The Government is to release draft guidelines applying to the classroom, schoolyard and to extramural activities such as camps and field trips.
In May, Te Puke High School mathematics head Steve Hose, 53, was knifed with a 10cm kitchen blade. A 13-year-old was taken into police custody. A Post Primary Teachers Association survey this year found at least two secondary teachers were seriously assaulted by pupils every school day.
The Ministry of Education search and seizure guidelines will be controversial. While strip-searching will apply only when weapons are suspected, teachers will also be able to search for drugs.
The guidelines come after the Herald on Sunday revealed pupils at Rotorua Boys' High School said they had been asked to strip to their underwear and drink water before undergoing random drug tests.
The ministry hoped to release the rules last month, but education minister Anne Tolley said consultation with external legal advisers "was taking longer than expected".
The Crown Law Office and other legal experts, including education law expert Paul Rishworth, have scrutinised the rules. A source said their publication was "imminent".
They will also empower the likes of support staff and board members to search pupils.
Patrick Walsh, head of the School Principals' Association, said the guidelines would clear up "a grey area of law" about teachers' powers to search students who might pose a threat to others. "They will provide clarity for schools and it is something that has been needed for a long time," he said.
Teachers should be allowed to restrain and strip-search pupils in "extreme cases", he said, where recovering a weapon was necessary to protect lives. At present, teachers were reluctant to search students for fear of being charged with assault or facing a Teachers Council complaint.
Labour education spokesman Trevor Mallard said it was useful for teachers to have guidelines but he did not agree with strip-searching children.
"I would not approve of teachers doing cavity searches or telling children to take their clothes off," he said.
Peter Altmann, from parents' support group Tough Love, welcomed the new powers. "If we want schools to be free of drugs and weapons we need to do something about it and giving teachers power to search students is a way to do that."
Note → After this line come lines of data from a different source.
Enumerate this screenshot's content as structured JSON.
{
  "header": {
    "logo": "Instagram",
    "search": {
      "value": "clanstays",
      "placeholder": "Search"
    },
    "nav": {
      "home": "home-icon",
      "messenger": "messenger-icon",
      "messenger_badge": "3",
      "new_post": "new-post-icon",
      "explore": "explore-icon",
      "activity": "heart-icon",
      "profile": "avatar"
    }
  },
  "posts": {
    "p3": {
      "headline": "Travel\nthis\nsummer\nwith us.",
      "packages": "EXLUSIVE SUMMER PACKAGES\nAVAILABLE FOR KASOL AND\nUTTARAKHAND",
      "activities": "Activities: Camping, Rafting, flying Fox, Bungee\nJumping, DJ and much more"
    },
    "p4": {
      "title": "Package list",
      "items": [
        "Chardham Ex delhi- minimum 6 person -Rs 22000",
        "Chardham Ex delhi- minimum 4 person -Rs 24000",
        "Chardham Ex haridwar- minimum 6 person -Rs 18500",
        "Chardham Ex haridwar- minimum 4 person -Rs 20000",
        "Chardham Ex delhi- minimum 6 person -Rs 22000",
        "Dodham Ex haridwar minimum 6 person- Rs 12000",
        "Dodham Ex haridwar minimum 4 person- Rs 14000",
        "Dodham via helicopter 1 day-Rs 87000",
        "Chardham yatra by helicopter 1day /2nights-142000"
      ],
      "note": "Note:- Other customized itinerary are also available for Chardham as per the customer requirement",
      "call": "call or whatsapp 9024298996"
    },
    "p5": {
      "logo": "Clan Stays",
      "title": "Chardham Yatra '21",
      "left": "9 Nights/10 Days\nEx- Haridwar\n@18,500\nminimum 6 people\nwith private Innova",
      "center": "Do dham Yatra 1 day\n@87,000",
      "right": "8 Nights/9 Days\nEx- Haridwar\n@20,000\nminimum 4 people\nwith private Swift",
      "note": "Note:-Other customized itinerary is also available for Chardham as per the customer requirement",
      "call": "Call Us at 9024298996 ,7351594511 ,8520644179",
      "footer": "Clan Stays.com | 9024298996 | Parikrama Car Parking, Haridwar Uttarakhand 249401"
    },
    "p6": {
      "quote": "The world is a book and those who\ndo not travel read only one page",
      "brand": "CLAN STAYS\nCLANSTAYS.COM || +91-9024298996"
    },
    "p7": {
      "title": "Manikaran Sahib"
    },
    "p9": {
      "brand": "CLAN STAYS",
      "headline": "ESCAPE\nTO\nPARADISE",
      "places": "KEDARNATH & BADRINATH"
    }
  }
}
The guidelines are intended to clarify when and where teachers can search pupils. They will make it clear that there must be reasonable grounds to suspect a pupil is carrying drugs or a weapon before they can be subjected to a body search.
HOSTEL DENIES RIGHTS
Rotorua Boys' High School says it is entitled to search students in its boarding hostel, arguing they do not have the same legal protections there as they would in the classroom.
The school has obtained a controversial legal opinion that denies pupils many of their usual civil rights, after revelations in the Herald on Sunday about how school staff had searched students suspected of possessing drugs.
Dennis Finn, the school's statutory manager, said there were "major" implications for school hostels and he had raised them with the education ministry.
The school, well known for producing some of the country's top sports stars, is refusing to apologise for what parents say are draconian enforcement actions.
Some students said they had been asked to strip to their underwear, sometimes in front of a teacher, and to drink up to 15 cups of water before undergoing urine tests.
In at least two cases, parents complained they were not immediately notified of the allegations and their sons were kicked out of the hostel without fair process.
Lawyer Richard Harrison confirmed he had advised the school that boarding hostels did not fall under the protections of the Education Act, which require that schools abide by principles of natural justice in enforcing their rules and disciplining students.
Labour list MP Steve Chadwick is backing parents' calls for an apology, saying education minister Anne Tolley has not treated the sensitive and serious allegations with sufficient urgency. If the legal opinion was upheld, she said it would set an "appalling" precedent for every school hostel in the country.
But Tolley refused to discuss specific of the allegations, instead accusing Chadwick of "playing politics".